Cumhurbaşkanı Recep Tayyip Erdoğan, Cumhurbaşkanlığı'nda düzenlenen 1. Dönem Hakim ve Savcı Yardımcıları Eğitimi açılış törenine katıldı. Erdoğan, şöyle konuştu:
"Bugün ülkemizde hukuk öğrenimi görmüş önemli sayıda insan hukuk eğitimi veren önemli sayı ve çeşitlilikteki kurumlarımız, fakültelerimiz var. Son 22 yılda avukat, noter, hukuk eğitimi görmüş personel ve hakim savcı sayılarında kayda değer bir artış sağlandı. 2002 yılında 9 bin civarında olan hakim savcı sayımız, neredeyse 3 kata yakın artışla bugün 25 bine yaklaştı. Hiç şüphesiz bu sayısal büyümeye kalitenin de eşlik etmesi niceliğin nitelikle desteklenmesi önemlidir. Bu bakımdan adaletin tecellisine nezaret edenlerin eğitimi, yetiştirilmesi ayrı ve başlı başına mühim bir meseledir. Hukukun belli ölçüde kurumsallaşmış, artık gelenekselleşmiş bir eğitimden bu eğitimin bir metodolojisinden söz edebiliriz. Ancak bu eğitimin iyi bir hakim, iyi bir savcı veya iyi bir avukat olarak temayüz etmesinin garantisi olmadığını hepimiz biliriz.
Akademideki eğitim süresini 7 aydan 10 aya yükselttik. Böylece yardımcıların 300 saat daha fazla eğitim almalarını sağlayacağız. Ayrıca yardımcıların sınav ve değerlendirme süreçlerini de yoğunlaştırdık. Araştırma, analitik düşünme, muhakeme ve yazım kabiliyetinin geliştirilmesi amacıyla hakim ve savcı yardımcılarımıza tez hazırlama yükümlülüğü getirdik. Böylece yardımcılar 10 ay sürecek akademi eğitimleri ve usta-çırak ilişkisi içerisinde 26 ay sürecek eğitici hakim ve savcı yanındaki eğitimleriyle 3 yıllık yoğun, teorik ve pratik yönü güçlü, dolu dolu bir eğitimden geçeceklerdir.
Adalet ve kalkınma kavramlarını birbirine bağlayarak çıktığımız siyaset yolculuğunda bağımsız, tarafsız, adil ve etkili bir adalet sisteminin kökleşmesi için büyük emek verdik. Reform irademizi hep bu istikamette canlı tuttuk. Hükümet konaklarının bir katına sıkışmış, unutmayın, adliyeler vardı. Artık bu tarih oldu. Modern adliye binalarıyla adaletin çehresini değiştirdik. Dijital dönüşümle hizmete hız ve kolaylık getirdik. Çağın ve ihtiyaçların gerisinde kalan mevzuatı yeniledik.

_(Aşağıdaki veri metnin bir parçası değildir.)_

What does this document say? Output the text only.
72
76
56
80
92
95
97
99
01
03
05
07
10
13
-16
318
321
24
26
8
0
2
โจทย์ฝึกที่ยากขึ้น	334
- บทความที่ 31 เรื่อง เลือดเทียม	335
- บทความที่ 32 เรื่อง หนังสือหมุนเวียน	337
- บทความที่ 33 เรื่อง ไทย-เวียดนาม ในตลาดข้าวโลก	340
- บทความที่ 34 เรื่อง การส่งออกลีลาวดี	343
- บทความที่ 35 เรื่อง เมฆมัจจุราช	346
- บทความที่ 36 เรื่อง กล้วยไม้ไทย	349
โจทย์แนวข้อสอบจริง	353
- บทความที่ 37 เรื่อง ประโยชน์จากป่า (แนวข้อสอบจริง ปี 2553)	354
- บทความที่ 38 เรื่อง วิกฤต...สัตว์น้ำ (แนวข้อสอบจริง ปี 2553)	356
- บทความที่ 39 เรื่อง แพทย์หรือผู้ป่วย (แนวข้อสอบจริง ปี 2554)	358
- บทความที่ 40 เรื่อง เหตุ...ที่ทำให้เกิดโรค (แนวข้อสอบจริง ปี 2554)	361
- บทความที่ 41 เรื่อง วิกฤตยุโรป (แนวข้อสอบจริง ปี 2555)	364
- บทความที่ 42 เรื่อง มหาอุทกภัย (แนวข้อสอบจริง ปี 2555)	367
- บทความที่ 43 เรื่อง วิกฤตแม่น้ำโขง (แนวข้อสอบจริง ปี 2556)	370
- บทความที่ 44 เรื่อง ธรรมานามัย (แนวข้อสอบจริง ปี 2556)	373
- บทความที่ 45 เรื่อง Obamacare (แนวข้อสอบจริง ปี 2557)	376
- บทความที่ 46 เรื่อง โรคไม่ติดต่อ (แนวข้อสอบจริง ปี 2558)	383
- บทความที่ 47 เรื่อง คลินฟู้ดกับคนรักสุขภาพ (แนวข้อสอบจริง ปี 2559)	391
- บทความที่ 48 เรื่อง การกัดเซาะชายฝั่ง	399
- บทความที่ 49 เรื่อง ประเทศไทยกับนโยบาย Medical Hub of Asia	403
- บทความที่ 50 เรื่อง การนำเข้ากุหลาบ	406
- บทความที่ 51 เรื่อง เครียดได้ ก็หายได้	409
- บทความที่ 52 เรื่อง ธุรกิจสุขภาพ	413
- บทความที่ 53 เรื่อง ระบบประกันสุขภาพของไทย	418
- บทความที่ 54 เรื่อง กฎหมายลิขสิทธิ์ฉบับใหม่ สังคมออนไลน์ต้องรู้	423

Toplumdan yükselen taleplere, beklentilere ve serzenişlere göre yeni adımlar atacak, kendimize yeni hedefler belirleyerek yola devam edeceğiz. Şu hakikati bir an olsun aklımızdan çıkarmıyoruz. Adliyenin kapısını adaletin kapısı haline getirmek, sürekli çalışmayı, toplumu takip etmeyi ve reform iradesini diri tutmayı gerektirir. Hak ve adalet sancağını yere düşürmeden taşımak mücadele etmeyi, kendini yenilemeyi gerektirir. Biz işte bunun derdindeyiz, bunun peşindeyiz.
Devletimizi vesayet aparatlarından ve FETÖ artıklarından ne kadar temizlemiş olursak olalım dikkati ve ihtiyatı elden bırakmadan mücadeleyi sürdüreceğiz.
Hepimiz biliyoruz ki toplum vicdanını teskin etmeyen kararlar sosyal barış ve huzurun inşasına da katkı sunamazlar. Geçmişte bunun sayısız örneğini gördük. Bugün de zaman zaman görüyoruz. Toplumda cezasızlık algısına hizmet eden bazı kötü örneklerle maalesef karşılaşabiliyoruz. Bunların oranını en aza indirmek için yürütme ve yasama olarak üzerimize ne düşüyorsa yapmanın gayretindeyiz. Şunu çok net vurgulamak isterim, suç işleyenin, milletin malına, mülküne, namusuna ve canına kast edenin yeri sokaklardır değildir, son raddeye kadar cezasını çekeceği hapishanelerdir. Şayet burada bir sıkıntı veya eksik varsa gidermek boynumuzun borcudur.
Bunu söylerken vicdan karşısında hiçbir ağırlığı olmayan, art niyetli kampanyaları, reyting ve etkileşim uğruna köpürtülen gösterileri ayrı tutuyorum. Hiçbir kuralın, değerin, ahlaki sınırın olmadığı sosyal medya mecraları giderek büyük bir operasyon aygıtına dönüşmeye başladı. Etkileşim odaklı yeni medya düzeninin en büyük kurbanı ne yazık ki adaletin temel ilkeleri oluyor.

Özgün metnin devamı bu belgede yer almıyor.